Entertainment Magazine

Suspicion

Posted on the 11 January 2016 by Christopher Saunders

Suspicion

"If you're going to kill someone, do it simply."

Alfred Hitchcock undertook Suspicion (1941) as a break from David O. Selznick's domineering supervision. The film was a hit, winning Joan Fontaine a Best Actress Oscar, and remains a favorite for many Hitchcock fans. But it's one of his most problematic films, the studio-enforced ending emblematic of deeper flaws.
Lina McLaidlaw (Joan Fontaine) marries ne'er-do-well Johnnie Aysgarth (Cary Grant), against the wishes of her family.
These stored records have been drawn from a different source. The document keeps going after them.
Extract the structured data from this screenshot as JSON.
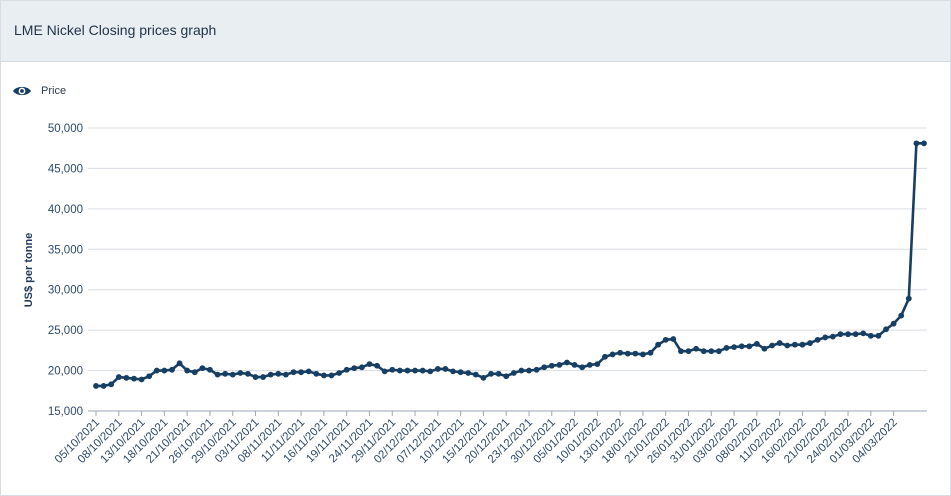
{
  "header": {
    "title": "LME Nickel Closing prices graph"
  },
  "legend": {
    "label": "Price",
    "icon": "eye-icon"
  },
  "colors": {
    "series": "#173e63",
    "grid": "#d9dee4",
    "axis": "#9aa7b4",
    "header_bg": "#e9eef3"
  },
  "chart_data": {
    "type": "line",
    "title": "LME Nickel Closing prices graph",
    "ylabel": "US$ per tonne",
    "xlabel": "",
    "ylim": [
      15000,
      50000
    ],
    "yticks": [
      15000,
      20000,
      25000,
      30000,
      35000,
      40000,
      45000,
      50000
    ],
    "ytick_labels": [
      "15,000",
      "20,000",
      "25,000",
      "30,000",
      "35,000",
      "40,000",
      "45,000",
      "50,000"
    ],
    "grid": true,
    "legend_position": "top-left",
    "xtick_labels": [
      "05/10/2021",
      "08/10/2021",
      "13/10/2021",
      "18/10/2021",
      "21/10/2021",
      "26/10/2021",
      "29/10/2021",
      "03/11/2021",
      "08/11/2021",
      "11/11/2021",
      "16/11/2021",
      "19/11/2021",
      "24/11/2021",
      "29/11/2021",
      "02/12/2021",
      "07/12/2021",
      "10/12/2021",
      "15/12/2021",
      "20/12/2021",
      "23/12/2021",
      "30/12/2021",
      "05/01/2022",
      "10/01/2022",
      "13/01/2022",
      "18/01/2022",
      "21/01/2022",
      "26/01/2022",
      "31/01/2022",
      "03/02/2022",
      "08/02/2022",
      "11/02/2022",
      "16/02/2022",
      "21/02/2022",
      "24/02/2022",
      "01/03/2022",
      "04/03/2022"
    ],
    "xtick_every": 3,
    "series": [
      {
        "name": "Price",
        "values": [
          18100,
          18100,
          18300,
          19200,
          19100,
          19000,
          18900,
          19300,
          20000,
          20000,
          20100,
          20900,
          20000,
          19800,
          20300,
          20100,
          19500,
          19600,
          19500,
          19700,
          19600,
          19200,
          19200,
          19500,
          19600,
          19500,
          19800,
          19800,
          19900,
          19600,
          19400,
          19400,
          19700,
          20100,
          20300,
          20400,
          20800,
          20600,
          19900,
          20100,
          20000,
          20000,
          20000,
          20000,
          19900,
          20200,
          20200,
          19900,
          19800,
          19700,
          19500,
          19100,
          19600,
          19600,
          19300,
          19700,
          20000,
          20000,
          20100,
          20400,
          20600,
          20700,
          21000,
          20700,
          20400,
          20700,
          20800,
          21700,
          22000,
          22200,
          22100,
          22100,
          22000,
          22200,
          23200,
          23800,
          23900,
          22400,
          22400,
          22700,
          22400,
          22400,
          22400,
          22800,
          22900,
          23000,
          23000,
          23300,
          22700,
          23100,
          23400,
          23100,
          23200,
          23200,
          23400,
          23800,
          24100,
          24200,
          24500,
          24500,
          24500,
          24600,
          24300,
          24300,
          25100,
          25800,
          26800,
          28900,
          48100,
          48100
        ]
      }
    ]
  }
}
Lina finds Johnnie an irresponsible layabout, frittering money on gambling and absurd real estate schemes. When a business deal with Johnnie's friend Beaky (Nigel Bruce) goes south, Lina becomes afraid that Johnnie's more than just a cad - she suspects he's plotting her demise.
Patrick McGilligan half-jokingly suggests that Suspicion is Hitchcock remaking Rebecca without Selznick. Besides Joan Fontaine, there are similarities in wives absorbed by their husband's dark pasts. Suspicion's romance seems flimsier: Lina rushes after Johnnie after hearing her mother (Dame May Whitty) call her a spinster, and she's surprised when Johnnie isn't the man of her dreams? His vices and compulsive lying cause tension, yet they remain in love because the plot requires. It's silly melodrama, but no worse than many Hollywood films.
The problem is that Suspicion never sells us on its central idea. Johnnie's a glad-handing gold-digger, lazy but hardly homicidal. It's a leap from losing gambling money and pawning family heirlooms to murder. Worse, Lina's suspicion comes from on Johnnie's fondness for mystery novels and a game of anagrams! A creative filmmaker could easily frame Lina as delusional, but Hitchcock gives us a half-baked guessing game, inserting clues then waving them away.
Suspicion
Even so, Suspicion snaps to life in the second half. Hitchcock's interesting touches come here: Harry Stradling Sr.'s brooding photography, casting Johnnie as darkness entering the home; the glowing glass of "poisoned" milk. There's Auriol Lee as a mystery writer who "always thinks of my murderers as heroes," an amusing touch. Suspicion nonetheless remains an Idiot Plot, where the story could be resolved by two characters sitting down and chatting. Unfortunately, that's exactly what happens.
Hitchcock always bemoaned RKO's demanding a happy ending, afraid of alienating audiences and eroding Cary Grant's image. Yet Hitchcock's preferred conclusion seems worse: Lina would passively accept death, drinking Johnnie's poison while sending a letter to alert the authorities. It's a catch-22: if Johnnie's a villain, the story's obvious. If he's innocent, it's been a waste of time. Always fuzzy on plot, Hitchcock nonetheless usually avoided such easy traps.
No one complains about Suspicion's stars. Joan Fontaine's award-winning performance gives her a variant on Rebecca's Mrs. DeWinter, bewildered, trapped but a tad more assertive. Cary Grant shifts from charmer to menacing figure with remarkable ease. Hitchcock casts character roles well, with Cecil Hardwicke and Dame May Whitty as Lina's parents, Nigel Bruce as the idiot Beaky, and a walk-on for Leo G. Carroll.
Auteurists often present Suspicion as a masterwork mutilated by a brainless studio. But the project's deeply flawed in ways that even an ideal ending couldn't resolve. Suspicion is minor Hitchcock, a decent idea badly handled.